# Oak / Marble Candle Holder…



## Nickbee (Nov 9, 2007)

Here’s a quick house warming gift I whipped up. I was originally going to use scallop shells in the groves but I did not like the security of them. And being that fire is involved it meant either gluing them in or finding something else to fit in the groves. Lucky some left over marble tile fit perfect in the groves with some adhesive backed sandpaper as shims. And with the larger secure platforms larger candles can be used. 

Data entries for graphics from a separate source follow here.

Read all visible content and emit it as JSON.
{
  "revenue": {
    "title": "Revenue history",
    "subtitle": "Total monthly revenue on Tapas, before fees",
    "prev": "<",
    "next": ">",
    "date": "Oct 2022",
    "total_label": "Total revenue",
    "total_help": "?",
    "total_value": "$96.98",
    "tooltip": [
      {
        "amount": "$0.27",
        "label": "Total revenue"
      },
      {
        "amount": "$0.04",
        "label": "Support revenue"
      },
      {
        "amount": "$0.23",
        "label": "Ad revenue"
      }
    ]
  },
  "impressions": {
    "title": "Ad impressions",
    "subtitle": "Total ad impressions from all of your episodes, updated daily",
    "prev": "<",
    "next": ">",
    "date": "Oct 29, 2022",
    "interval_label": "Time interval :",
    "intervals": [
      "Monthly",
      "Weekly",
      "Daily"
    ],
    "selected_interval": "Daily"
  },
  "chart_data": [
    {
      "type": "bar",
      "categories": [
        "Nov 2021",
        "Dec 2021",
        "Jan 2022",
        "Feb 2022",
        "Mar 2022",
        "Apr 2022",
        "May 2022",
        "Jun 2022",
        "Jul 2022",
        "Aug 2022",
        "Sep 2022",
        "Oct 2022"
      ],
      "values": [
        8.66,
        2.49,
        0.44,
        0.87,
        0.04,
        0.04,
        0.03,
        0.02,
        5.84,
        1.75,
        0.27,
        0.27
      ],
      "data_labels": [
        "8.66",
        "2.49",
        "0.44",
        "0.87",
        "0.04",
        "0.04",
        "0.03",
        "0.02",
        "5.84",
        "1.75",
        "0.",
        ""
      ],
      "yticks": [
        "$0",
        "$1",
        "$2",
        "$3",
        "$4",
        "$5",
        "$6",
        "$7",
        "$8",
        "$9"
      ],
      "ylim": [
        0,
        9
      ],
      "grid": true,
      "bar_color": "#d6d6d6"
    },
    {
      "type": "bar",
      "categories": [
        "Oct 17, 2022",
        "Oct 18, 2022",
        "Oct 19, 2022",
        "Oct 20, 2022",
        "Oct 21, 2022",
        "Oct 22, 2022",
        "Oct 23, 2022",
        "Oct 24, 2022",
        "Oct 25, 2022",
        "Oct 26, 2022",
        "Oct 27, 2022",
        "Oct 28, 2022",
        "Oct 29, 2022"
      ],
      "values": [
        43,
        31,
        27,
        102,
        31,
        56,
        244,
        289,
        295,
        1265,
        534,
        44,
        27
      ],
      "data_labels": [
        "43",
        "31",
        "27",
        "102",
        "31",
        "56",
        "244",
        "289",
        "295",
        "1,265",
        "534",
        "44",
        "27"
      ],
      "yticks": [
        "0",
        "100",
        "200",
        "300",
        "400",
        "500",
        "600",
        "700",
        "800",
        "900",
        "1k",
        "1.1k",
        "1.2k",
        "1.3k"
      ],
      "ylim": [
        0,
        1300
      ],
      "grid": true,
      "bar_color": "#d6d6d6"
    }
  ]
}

I might try another attempt with larger shells one day. But they will have to be keyed into the slots somehow. 

Here are the pics:


----------



## Nickbee (Nov 9, 2007)




----------



## chippypah (Dec 24, 2007)

Hey Nickbee,
That is great, and a modern piece of art. I think you will get orders for them, as they are truly great.
Cheers
Pete


----------



## harrysin (Jan 15, 2007)

A really well designed/made project Nick.


----------



## Mike (Nov 22, 2004)

You could epoxy the shells in place, but I like the marble better.


----------



## Bob N (Oct 12, 2004)

Hi Nick....

What a great idea and well thought out design. As with all of your projects, this one too comes with a high standard of craftsmanship.

Nice job!


----------



## bobj3 (Jan 17, 2006)

Hi Nick

I like it both ways scallop shells and the marble  I would suggest wood also for the candle holder to sit in,small pocket hole., less chance of getting knock off the shelf...

You did a great job on this one.. 


============


----------



## Nickbee (Nov 9, 2007)

Thanks guys. I have an idea for another version with just 2 large shells across from each other. I have "OCD" when it come to symmetry. The look of this project actually bugged me because it was not symmetrical. But I'm getting used to it now


----------



## Glenmore (Sep 10, 2004)

Really nice candle holder Nick.


----------



## Rolf Maxa (Feb 8, 2005)

Very nice craftsmanship, this will make a nice house warming gift, a keepsake.


----------



## challagan (Feb 7, 2006)

Way to go Nick, excellent job!

Corey


----------